There were violent scenes near the interface on Saturday as loyalist crowds returning from a city centre flag protest clashed with nationalist residents. Trouble erupted again on Monday night, amid reports that local homes were attacked on both sides of the community.
Mr McGuinness said he was there to "stand in solidarity with what is a small, isolated but very proud Catholic community" that has "borne the brunt of sectarianism" in recent weeks.
"We need to make it clear that we are not going to bow the knee to so-called loyalists or so-called republicans," he said.
"We need to be seen to be giving leadership.

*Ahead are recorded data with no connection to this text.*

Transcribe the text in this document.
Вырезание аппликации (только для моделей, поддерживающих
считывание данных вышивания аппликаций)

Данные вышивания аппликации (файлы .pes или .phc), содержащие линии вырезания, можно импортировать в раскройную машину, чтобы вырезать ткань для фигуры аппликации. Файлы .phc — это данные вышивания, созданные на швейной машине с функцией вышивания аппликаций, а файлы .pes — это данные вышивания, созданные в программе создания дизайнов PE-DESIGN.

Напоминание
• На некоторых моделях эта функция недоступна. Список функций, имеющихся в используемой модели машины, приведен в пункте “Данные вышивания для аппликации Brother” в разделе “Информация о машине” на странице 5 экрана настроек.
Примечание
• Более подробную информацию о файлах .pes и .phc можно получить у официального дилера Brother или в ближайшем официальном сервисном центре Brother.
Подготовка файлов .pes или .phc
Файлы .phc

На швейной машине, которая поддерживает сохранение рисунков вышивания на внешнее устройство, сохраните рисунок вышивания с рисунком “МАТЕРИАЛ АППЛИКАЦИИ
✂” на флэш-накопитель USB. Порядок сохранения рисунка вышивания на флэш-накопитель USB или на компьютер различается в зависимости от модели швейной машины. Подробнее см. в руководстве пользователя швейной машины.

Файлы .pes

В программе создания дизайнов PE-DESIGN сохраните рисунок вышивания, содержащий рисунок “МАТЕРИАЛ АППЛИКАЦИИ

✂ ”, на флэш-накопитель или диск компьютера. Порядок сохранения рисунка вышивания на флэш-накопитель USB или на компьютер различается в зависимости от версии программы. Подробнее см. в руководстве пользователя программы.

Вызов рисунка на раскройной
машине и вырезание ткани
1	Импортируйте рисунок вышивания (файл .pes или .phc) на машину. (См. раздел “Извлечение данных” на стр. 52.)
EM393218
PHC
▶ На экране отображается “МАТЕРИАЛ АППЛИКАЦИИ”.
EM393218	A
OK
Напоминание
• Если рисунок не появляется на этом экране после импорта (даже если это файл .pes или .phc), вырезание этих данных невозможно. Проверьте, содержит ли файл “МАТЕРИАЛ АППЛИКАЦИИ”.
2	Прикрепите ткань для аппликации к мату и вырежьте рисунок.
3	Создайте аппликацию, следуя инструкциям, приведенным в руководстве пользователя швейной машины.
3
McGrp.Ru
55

We need to be seen to stand together.
"We need to be seen to stand with the PSNI and the PSNI need to be seen to stand with the community.

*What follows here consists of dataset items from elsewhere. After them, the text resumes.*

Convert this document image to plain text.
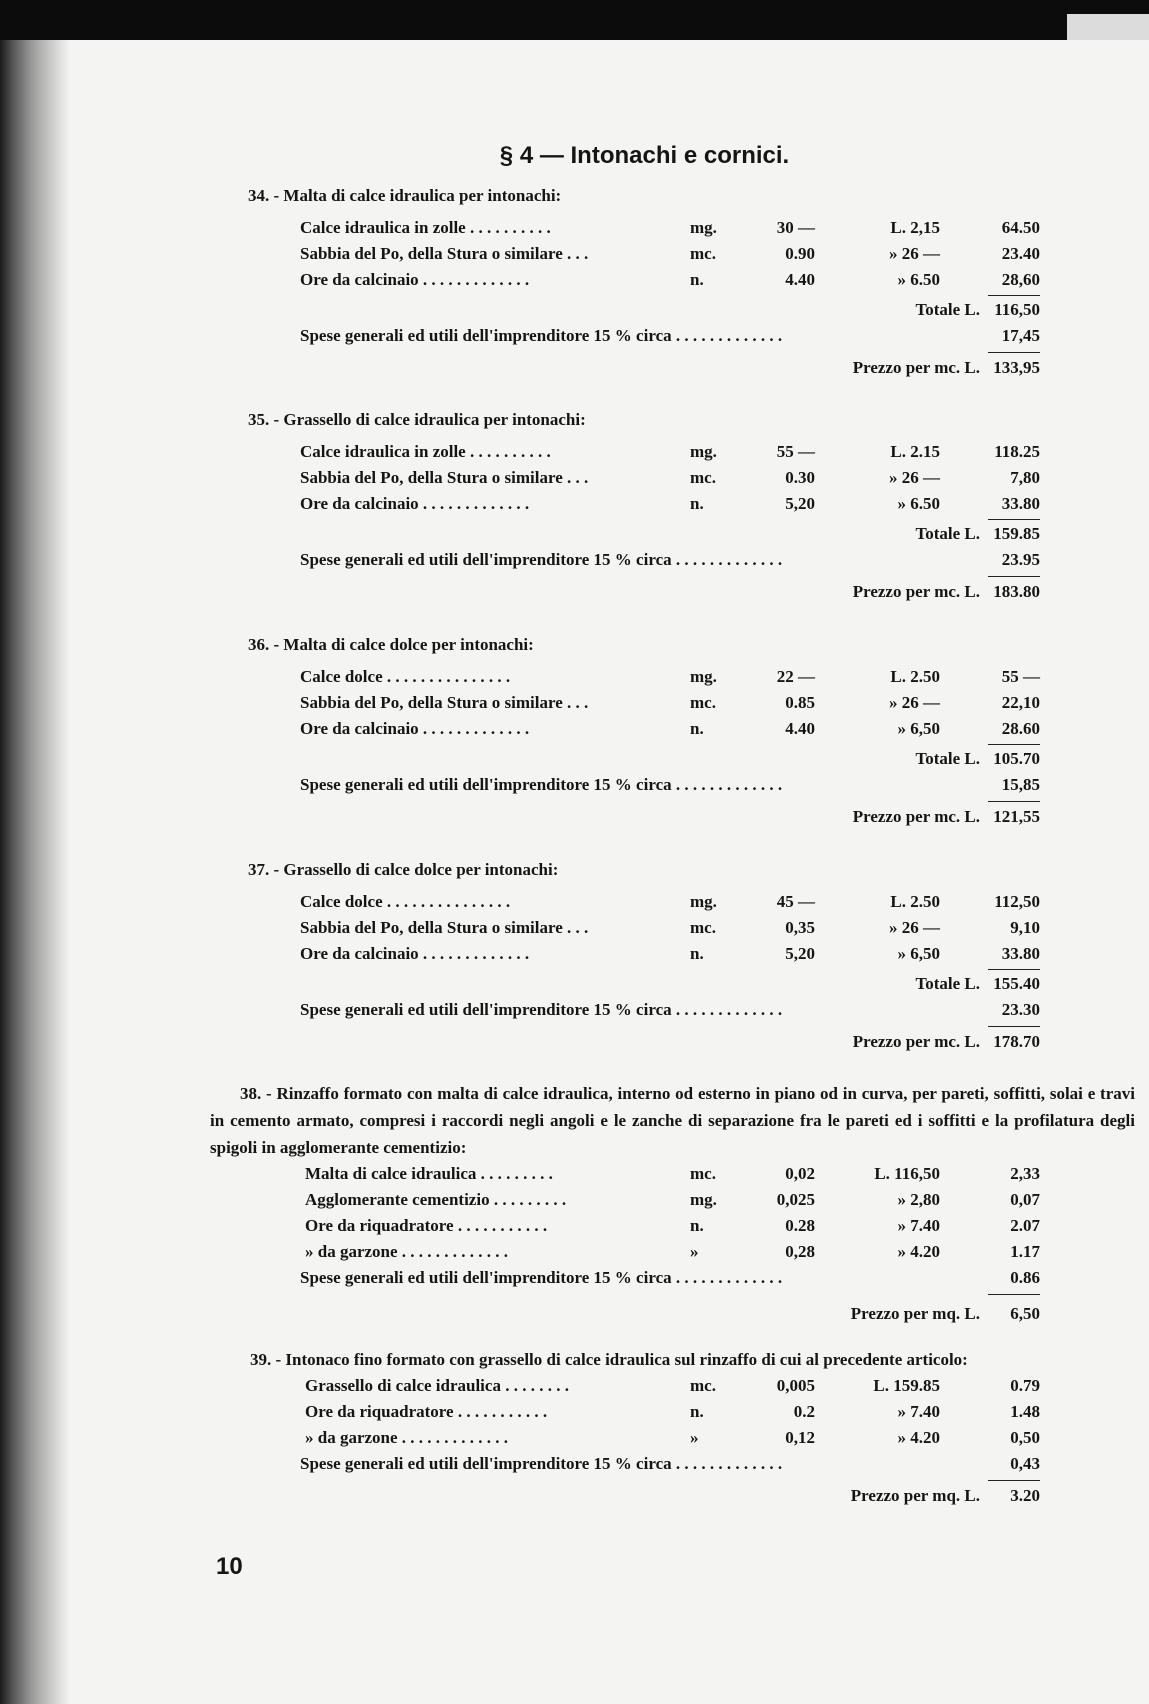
§ 4 — Intonachi e cornici.
34. - Malta di calce idraulica per intonachi:
Calce idraulica in zolle . . . . . . . . . .	mg.	30 —	L. 2,15	64.50
Sabbia del Po, della Stura o similare . . .	mc.	0.90	» 26 —	23.40
Ore da calcinaio . . . . . . . . . . . . .	n.	4.40	» 6.50	28,60
Totale L. 116,50
Spese generali ed utili dell'imprenditore 15 % circa . . . . . . . . . . . . .	17,45
Prezzo per mc. L. 133,95
35. - Grassello di calce idraulica per intonachi:
Calce idraulica in zolle . . . . . . . . . .	mg.	55 —	L. 2.15	118.25
Sabbia del Po, della Stura o similare . . .	mc.	0.30	» 26 —	7,80
Ore da calcinaio . . . . . . . . . . . . .	n.	5,20	» 6.50	33.80
Totale L. 159.85
Spese generali ed utili dell'imprenditore 15 % circa . . . . . . . . . . . . .	23.95
Prezzo per mc. L. 183.80
36. - Malta di calce dolce per intonachi:
Calce dolce . . . . . . . . . . . . . . .	mg.	22 —	L. 2.50	55 —
Sabbia del Po, della Stura o similare . . .	mc.	0.85	» 26 —	22,10
Ore da calcinaio . . . . . . . . . . . . .	n.	4.40	» 6,50	28.60
Totale L. 105.70
Spese generali ed utili dell'imprenditore 15 % circa . . . . . . . . . . . . .	15,85
Prezzo per mc. L. 121,55
37. - Grassello di calce dolce per intonachi:
Calce dolce . . . . . . . . . . . . . . .	mg.	45 —	L. 2.50	112,50
Sabbia del Po, della Stura o similare . . .	mc.	0,35	» 26 —	9,10
Ore da calcinaio . . . . . . . . . . . . .	n.	5,20	» 6,50	33.80
Totale L. 155.40
Spese generali ed utili dell'imprenditore 15 % circa . . . . . . . . . . . . .	23.30
Prezzo per mc. L. 178.70
38. - Rinzaffo formato con malta di calce idraulica, interno od esterno in piano od in curva, per pareti, soffitti, solai e travi in cemento armato, compresi i raccordi negli angoli e le zanche di separazione fra le pareti ed i soffitti e la profilatura degli spigoli in agglomerante cementizio:
Malta di calce idraulica . . . . . . . . .	mc.	0,02	L. 116,50	2,33
Agglomerante cementizio . . . . . . . . .	mg.	0,025	» 2,80	0,07
Ore da riquadratore . . . . . . . . . . .	n.	0.28	» 7.40	2.07
» da garzone . . . . . . . . . . . . .	»	0,28	» 4.20	1.17
Spese generali ed utili dell'imprenditore 15 % circa . . . . . . . . . . . . .	0.86
Prezzo per mq. L.	6,50
39. - Intonaco fino formato con grassello di calce idraulica sul rinzaffo di cui al precedente articolo:
Grassello di calce idraulica . . . . . . . .	mc.	0,005	L. 159.85	0.79
Ore da riquadratore . . . . . . . . . . .	n.	0.2	» 7.40	1.48
» da garzone . . . . . . . . . . . . .	»	0,12	» 4.20	0,50
Spese generali ed utili dell'imprenditore 15 % circa . . . . . . . . . . . . .	0,43
Prezzo per mq. L.	3.20
10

"They do that knowing that they have the full support of our political leaders and they have our full support in bringing those people who have confronted our institutions, who have confronted our peace process over the course of the last number of weeks, before the courts."
The presence of Martin McGuinness here today has inevitably led to questions as to why he and the First Minister have not been seen together since the trouble began.
UTV's Tracey Magee
"I think this is an occasion where we do need to be seen to be standing together," Mr McGuinness told UTV.
The senior Sinn Féin politician said the trouble was being caused by a "very tiny minority who have obviously shown themselves capable of catapulting themselves into world headlines with a very negative message".
"Those people have to be defeated," he said, "and the only way they can be defeated is by resolute action by the political leaders and police."
"As I stand front and centre against the activities of violent so-called republicans, we also need to be seen to be standing together against those anti democratic, violent so-called loyalists who are trying to confront our institutions and damage the political progress that has been made," added Mr McGuinness.
Much of the violence that has broken out following weeks of flag protests has been concentrated in east Belfast.
NI Secretary of State Theresa Villiers was on the other side of the interface on Wednesday to meet with community and church leaders.
She called for politicians to tackle sectarianism.
Ms Villiers added it was important for all political representatives to be forthright in condemning violence and calling for real progress on building a shared society.
"I am encouraging them to continue to work together and send out a signal strongly that Northern Ireland is open for business," she said.
"They need to make progress on unfinished business for some in Northern Ireland.
"There remains deep-seated divisions on sectarian lines. It is hugely important we have bold moves to try and address that."